11. Late at night you pick vegetables from your neighbor’s garden and then blame the squirrels.

10. A late model Mercedes with a Domino’s pizza delivery sign cuts you off in traffic.

9. The only doctors you ever see are on reruns of MASH.

8. Your overdue library fees have gone to collections.

7. For a career change you seriously consider the world’s oldest profession.

6. You can’t decide whether to sell your right or left kidney.

5. To save on funeral costs, you bury grandma in the backyard and then report her missing.

4. The guy who stole your identity is begging you to take it back.

3. Your husband asks: “Do we really need both twins?

2. The local drug dealer is having a ‘going out of business’ sale – 50% off – Everything Must Go!

1. Rich people are getting worried…

And if you’re looking for work in these hard times, here’s a list of the Top 10 Recession-proof Jobs:

10. Sewage treatment workers – the crap keeps on coming!

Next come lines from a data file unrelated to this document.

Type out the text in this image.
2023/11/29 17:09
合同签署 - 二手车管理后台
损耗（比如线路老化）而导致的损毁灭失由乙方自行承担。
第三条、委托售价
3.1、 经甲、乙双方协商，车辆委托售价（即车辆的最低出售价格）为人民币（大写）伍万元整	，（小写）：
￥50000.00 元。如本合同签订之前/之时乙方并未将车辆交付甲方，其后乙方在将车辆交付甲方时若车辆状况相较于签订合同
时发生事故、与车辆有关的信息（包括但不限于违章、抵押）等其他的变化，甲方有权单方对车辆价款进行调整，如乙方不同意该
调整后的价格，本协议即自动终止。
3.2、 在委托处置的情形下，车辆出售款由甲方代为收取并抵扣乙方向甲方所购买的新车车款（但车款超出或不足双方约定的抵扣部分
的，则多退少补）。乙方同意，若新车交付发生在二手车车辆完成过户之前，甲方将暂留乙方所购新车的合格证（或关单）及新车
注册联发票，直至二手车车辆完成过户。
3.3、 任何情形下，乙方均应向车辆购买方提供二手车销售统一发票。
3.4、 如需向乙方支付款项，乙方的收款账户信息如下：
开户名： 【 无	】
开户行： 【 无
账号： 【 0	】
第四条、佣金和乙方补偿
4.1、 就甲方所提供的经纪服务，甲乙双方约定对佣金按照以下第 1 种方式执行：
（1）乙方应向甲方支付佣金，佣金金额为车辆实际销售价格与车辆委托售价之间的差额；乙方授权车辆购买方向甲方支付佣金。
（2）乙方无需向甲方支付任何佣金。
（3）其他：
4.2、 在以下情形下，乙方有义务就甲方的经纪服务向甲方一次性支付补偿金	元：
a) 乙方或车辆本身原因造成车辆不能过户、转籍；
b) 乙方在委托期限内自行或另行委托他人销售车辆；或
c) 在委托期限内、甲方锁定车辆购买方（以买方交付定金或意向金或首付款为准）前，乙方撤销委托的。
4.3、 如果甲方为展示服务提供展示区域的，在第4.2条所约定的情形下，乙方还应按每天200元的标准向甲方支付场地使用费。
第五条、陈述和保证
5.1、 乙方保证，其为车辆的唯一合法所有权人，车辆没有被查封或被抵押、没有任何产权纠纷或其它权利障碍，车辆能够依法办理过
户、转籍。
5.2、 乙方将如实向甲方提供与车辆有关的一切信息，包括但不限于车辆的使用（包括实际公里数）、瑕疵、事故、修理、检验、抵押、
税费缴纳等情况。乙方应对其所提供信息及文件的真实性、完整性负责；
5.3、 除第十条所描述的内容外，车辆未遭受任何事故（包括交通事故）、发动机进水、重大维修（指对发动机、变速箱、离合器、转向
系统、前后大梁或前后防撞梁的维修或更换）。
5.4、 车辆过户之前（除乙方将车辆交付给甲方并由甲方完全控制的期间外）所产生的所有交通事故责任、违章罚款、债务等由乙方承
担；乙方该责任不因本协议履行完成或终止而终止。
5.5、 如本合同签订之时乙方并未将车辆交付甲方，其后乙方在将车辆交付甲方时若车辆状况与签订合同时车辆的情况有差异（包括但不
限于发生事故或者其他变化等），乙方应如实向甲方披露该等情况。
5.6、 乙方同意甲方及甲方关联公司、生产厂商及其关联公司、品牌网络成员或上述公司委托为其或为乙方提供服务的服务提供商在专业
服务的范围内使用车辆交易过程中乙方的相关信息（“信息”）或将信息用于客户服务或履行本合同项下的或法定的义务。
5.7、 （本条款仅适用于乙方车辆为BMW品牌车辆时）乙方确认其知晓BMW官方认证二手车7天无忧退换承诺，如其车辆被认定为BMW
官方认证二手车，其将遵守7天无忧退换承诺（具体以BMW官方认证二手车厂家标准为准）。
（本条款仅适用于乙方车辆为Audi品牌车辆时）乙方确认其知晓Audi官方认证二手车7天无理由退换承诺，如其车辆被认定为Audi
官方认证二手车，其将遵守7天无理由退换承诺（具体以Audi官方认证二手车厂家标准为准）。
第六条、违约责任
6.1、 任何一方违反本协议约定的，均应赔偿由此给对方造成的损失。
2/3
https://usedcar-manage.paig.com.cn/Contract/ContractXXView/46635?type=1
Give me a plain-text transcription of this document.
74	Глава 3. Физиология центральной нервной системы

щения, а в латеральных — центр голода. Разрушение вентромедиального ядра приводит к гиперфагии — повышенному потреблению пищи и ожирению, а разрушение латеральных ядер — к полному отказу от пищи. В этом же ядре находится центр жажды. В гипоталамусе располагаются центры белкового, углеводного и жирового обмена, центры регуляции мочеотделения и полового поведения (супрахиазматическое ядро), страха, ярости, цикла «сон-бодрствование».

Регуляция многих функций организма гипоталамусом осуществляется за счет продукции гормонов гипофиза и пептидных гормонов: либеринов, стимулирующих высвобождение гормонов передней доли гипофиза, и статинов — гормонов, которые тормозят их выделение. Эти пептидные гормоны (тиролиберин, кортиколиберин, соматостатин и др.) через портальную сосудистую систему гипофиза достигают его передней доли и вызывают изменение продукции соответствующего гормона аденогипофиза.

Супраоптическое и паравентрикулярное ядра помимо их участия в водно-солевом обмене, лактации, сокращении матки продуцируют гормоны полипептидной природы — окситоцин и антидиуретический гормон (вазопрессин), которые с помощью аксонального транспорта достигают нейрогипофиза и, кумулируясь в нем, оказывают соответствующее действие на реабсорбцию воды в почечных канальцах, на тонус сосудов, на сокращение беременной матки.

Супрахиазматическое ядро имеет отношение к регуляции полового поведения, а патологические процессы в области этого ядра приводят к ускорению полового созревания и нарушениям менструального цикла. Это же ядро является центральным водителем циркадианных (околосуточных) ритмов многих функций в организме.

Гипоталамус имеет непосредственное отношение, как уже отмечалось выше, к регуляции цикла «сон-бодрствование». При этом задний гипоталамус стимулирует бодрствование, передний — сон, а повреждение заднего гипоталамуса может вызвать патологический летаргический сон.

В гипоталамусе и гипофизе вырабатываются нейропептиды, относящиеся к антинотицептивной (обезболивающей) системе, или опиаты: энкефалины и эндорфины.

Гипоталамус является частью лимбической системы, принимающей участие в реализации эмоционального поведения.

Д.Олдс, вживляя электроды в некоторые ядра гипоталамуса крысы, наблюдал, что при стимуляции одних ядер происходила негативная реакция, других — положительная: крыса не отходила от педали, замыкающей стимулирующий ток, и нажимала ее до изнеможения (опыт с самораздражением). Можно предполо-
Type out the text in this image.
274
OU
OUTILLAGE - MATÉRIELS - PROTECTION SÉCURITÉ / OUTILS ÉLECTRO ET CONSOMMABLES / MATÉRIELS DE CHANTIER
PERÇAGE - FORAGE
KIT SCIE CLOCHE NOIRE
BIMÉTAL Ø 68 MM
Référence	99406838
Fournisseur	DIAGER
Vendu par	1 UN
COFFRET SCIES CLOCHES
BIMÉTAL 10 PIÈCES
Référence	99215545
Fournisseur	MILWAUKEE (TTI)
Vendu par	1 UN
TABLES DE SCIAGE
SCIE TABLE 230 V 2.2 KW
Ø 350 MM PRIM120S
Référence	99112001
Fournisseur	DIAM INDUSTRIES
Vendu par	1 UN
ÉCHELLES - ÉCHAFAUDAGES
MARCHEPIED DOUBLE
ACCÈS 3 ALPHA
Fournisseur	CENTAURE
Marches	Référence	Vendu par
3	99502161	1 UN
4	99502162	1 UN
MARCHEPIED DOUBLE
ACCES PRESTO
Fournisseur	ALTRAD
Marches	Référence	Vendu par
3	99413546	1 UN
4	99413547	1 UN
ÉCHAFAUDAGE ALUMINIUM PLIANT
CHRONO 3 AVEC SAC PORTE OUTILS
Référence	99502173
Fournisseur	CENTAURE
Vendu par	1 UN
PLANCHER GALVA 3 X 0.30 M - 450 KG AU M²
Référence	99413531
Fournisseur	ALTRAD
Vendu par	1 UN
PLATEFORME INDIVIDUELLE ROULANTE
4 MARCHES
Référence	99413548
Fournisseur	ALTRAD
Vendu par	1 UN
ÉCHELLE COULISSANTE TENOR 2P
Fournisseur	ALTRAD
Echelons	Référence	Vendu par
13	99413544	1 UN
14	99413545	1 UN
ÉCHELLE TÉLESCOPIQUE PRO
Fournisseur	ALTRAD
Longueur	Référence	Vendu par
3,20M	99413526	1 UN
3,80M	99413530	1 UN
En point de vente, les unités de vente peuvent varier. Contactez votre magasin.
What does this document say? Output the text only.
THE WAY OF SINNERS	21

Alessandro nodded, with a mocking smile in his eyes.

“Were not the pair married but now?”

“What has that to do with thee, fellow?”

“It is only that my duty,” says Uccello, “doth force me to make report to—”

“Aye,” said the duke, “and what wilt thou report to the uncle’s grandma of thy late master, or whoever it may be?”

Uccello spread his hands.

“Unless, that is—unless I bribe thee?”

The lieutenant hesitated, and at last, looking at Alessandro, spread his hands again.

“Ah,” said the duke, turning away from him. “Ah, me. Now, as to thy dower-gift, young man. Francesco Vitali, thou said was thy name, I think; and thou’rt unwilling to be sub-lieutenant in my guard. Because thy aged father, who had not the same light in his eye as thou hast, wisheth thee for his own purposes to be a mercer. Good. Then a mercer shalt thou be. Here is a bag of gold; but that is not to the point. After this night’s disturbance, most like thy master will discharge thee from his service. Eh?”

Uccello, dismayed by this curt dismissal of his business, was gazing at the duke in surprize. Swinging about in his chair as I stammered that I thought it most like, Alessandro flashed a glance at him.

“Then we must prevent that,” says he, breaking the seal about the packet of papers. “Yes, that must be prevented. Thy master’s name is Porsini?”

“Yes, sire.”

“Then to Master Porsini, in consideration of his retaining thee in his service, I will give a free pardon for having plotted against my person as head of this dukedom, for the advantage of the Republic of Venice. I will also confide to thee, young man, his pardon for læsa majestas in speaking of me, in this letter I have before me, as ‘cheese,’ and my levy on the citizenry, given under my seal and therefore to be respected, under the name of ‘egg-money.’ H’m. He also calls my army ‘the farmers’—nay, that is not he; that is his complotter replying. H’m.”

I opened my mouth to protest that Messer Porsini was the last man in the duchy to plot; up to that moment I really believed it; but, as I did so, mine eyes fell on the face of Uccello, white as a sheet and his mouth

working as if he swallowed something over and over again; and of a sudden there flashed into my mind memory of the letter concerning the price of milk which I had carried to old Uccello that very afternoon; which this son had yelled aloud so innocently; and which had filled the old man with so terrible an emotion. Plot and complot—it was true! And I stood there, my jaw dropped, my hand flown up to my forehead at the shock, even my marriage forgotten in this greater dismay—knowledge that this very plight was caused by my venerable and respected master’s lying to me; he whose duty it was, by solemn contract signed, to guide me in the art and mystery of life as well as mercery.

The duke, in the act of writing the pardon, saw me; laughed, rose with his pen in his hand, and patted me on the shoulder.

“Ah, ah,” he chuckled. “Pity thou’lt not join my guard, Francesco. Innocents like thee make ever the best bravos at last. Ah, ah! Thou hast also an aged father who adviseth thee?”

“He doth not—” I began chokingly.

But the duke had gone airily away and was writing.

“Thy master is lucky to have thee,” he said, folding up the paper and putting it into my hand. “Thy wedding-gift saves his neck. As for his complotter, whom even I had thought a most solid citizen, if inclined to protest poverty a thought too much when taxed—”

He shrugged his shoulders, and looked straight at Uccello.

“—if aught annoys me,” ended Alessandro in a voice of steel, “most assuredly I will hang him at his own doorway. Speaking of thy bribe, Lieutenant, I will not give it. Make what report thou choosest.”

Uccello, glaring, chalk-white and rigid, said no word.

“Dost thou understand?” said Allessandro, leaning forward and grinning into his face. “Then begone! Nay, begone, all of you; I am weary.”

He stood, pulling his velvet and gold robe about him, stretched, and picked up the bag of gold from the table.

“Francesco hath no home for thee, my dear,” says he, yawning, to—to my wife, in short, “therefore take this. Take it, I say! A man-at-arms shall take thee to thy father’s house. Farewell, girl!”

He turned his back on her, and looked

9. Elected officials – scum always rises to the surface.

8. News anchors – somebody has to constantly ram the bad news down our throats – so do it with a million dollar smile!

7. Beans, rice, and Ramen noodles production and/or distribution – try the recession diet!

6. Unemployment office – everyone else is getting laid off.

5. Street walkers – just be careful not to drift into your neighbor’s patch!

4. Prison guards – at the over-populated, free bed and breakfast.

3. Burger flipping – now a highly competitive field.

2. Teachers – all kids deserve the best edukayshun.

1. And those all-time favorites: undertakers and IRS employees ‘death and taxes.’

And it may not be all that bad. If you ever find yourself about to jump off a bridge and an angel called Clarence steps in to help, you’re either delusional or having a wonderful life!

So all together now: “always look on the bright side of life!

“Worse things happen at sea you know…cheer up you old bugger!” (1)

(1) Monty Python, “Always Look on the Bright Side of Life,” The Life of Brian.